Des concepteurs aux réalisateurs de ce chantier «titanesque», de «l'équipe du pont» aux ouvriers de toutes qualifications et aux plus humbles manoeuvres, sans compter tous les métiers et les activités annexes qui viennent se greffer sur ce chantier, c'est toute une humanité qui est mobilisée dans cette aventure commune, des hommes et des femmes de diverses nationalités et couleurs et de différentes classes sociales qui apportent chacun «leur pierre à l'édifice».

Et ce livre braquant ses projecteurs sur les multiples aspects techniques et humains de cet immense chantier immergé dans la réalité d'un lieu et dans l'actualité d'un temps devra aussi prendre la mesure de ce lieu et de ces hommes pluriels en faisant des incursions dans leur passé.

Naissance d'un pont s'avère ainsi une métaphore de ce monde moderne dont tous les personnages sont les «acteurs» mais aussi, plus largement une métaphore de l'aventure humaine, de la vie, de ce passage - de ces passages - d'une rive à l'autre du Styx (1).

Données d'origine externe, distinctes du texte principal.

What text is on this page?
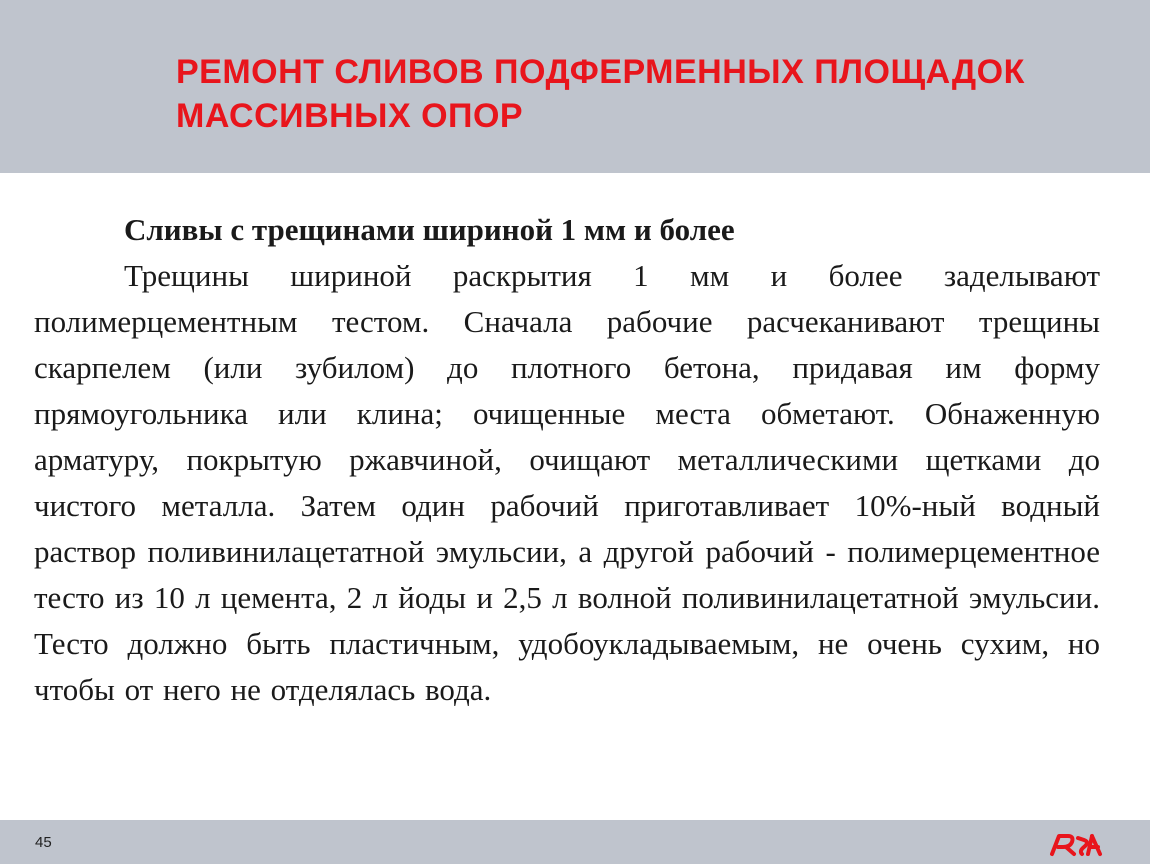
РЕМОНТ СЛИВОВ ПОДФЕРМЕННЫХ ПЛОЩАДОК МАССИВНЫХ ОПОР

Сливы с трещинами шириной 1 мм и более

Трещины шириной раскрытия 1 мм и более заделывают полимерцементным тестом. Сначала рабочие расчеканивают трещины скарпелем (или зубилом) до плотного бетона, придавая им форму прямоугольника или клина; очищенные места обметают. Обнаженную арматуру, покрытую ржавчиной, очищают металлическими щетками до чистого металла. Затем один рабочий приготавливает 10%-ный водный раствор поливинилацетатной эмульсии, а другой рабочий - полимерцементное тесто из 10 л цемента, 2 л йоды и 2,5 л волной поливинилацетатной эмульсии. Тесто должно быть пластичным, удобоукладываемым, не очень сухим, но чтобы от него не отделялась вода.

45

1) Fleuve légendaire qui dans l'Antiquité séparait le monde des vivants de celui des morts

 

Ce roman naturaliste de grande envergure dont l'«étoilement arachnéen» piège la vie dans sa violente intensité prend une dimension plus vertigineuse encore car Maylis de Kerangal joue, comme l'annonce la citation de Borges en exergue du livre, sur le rapport de la fiction à la réalité dans une fascinante mise en abyme. Nous sommes conviés à une double aventure, celle du chantier d'un pont mais aussi celle du chantier du livre, l'auteure semblant y prendre également plaisir à «travailler le réel» à la «culotte des choses» pour le transcender, cherchant à «métamorphoser la matière».
La vie semble alors un roman mais, curieusement, un roman se déroulant sur une sorte d'écran géant, comme si le lecteur, le spectateur ne pouvait réussir à saisir, à «toucher cette vie obscure» qu'une fois projetée à la lumière. Un roman dont les nombreux personnages sont des acteurs mis en scène par Maylis de Kerangal, un écrivain dont on ne sait plus trop d'ailleurs si elle écrit ou réalise un film réglé par ses soins dans les moindres détails techniques. Entreprise mégalomane d'une démiurge supervisant son chantier d'amont en aval tout en s'amusant à nous livrer son "art romano-cinématographique" par la voix de plusieurs protagonistes, et surtout de deux d'entre eux dotés d'un patronyme particulièrement significatif : Georges Diderot, héros hors normes qui ouvre le roman, le «bridgeman», le maître d'oeuvre qui organise «tous ces petits coups de canne» d'une humanité aveugle, ce «gigantesque tâtonnement» qui «ressemble à la vie», et Summer Diamantis, responsable de la centrale à béton, «Miss béton», qui veille à l'élaboration de la matière et coordonne l'approvisionnement des multiples secteurs du chantier. Deux héros qui ont la «fragmentation au coeur de leur travail», et oeuvrent pour «tenir ensemble» «toutes ces vies, ces territoires»...

 

Le sujet de ce roman, c'est donc la vie que Maylis de Kerangal essaie d'embrasser simultanément au travers de l'histoire réaliste du chantier d'un pont érigée en métaphore puissamment symbolique, et de la forme-même de son roman.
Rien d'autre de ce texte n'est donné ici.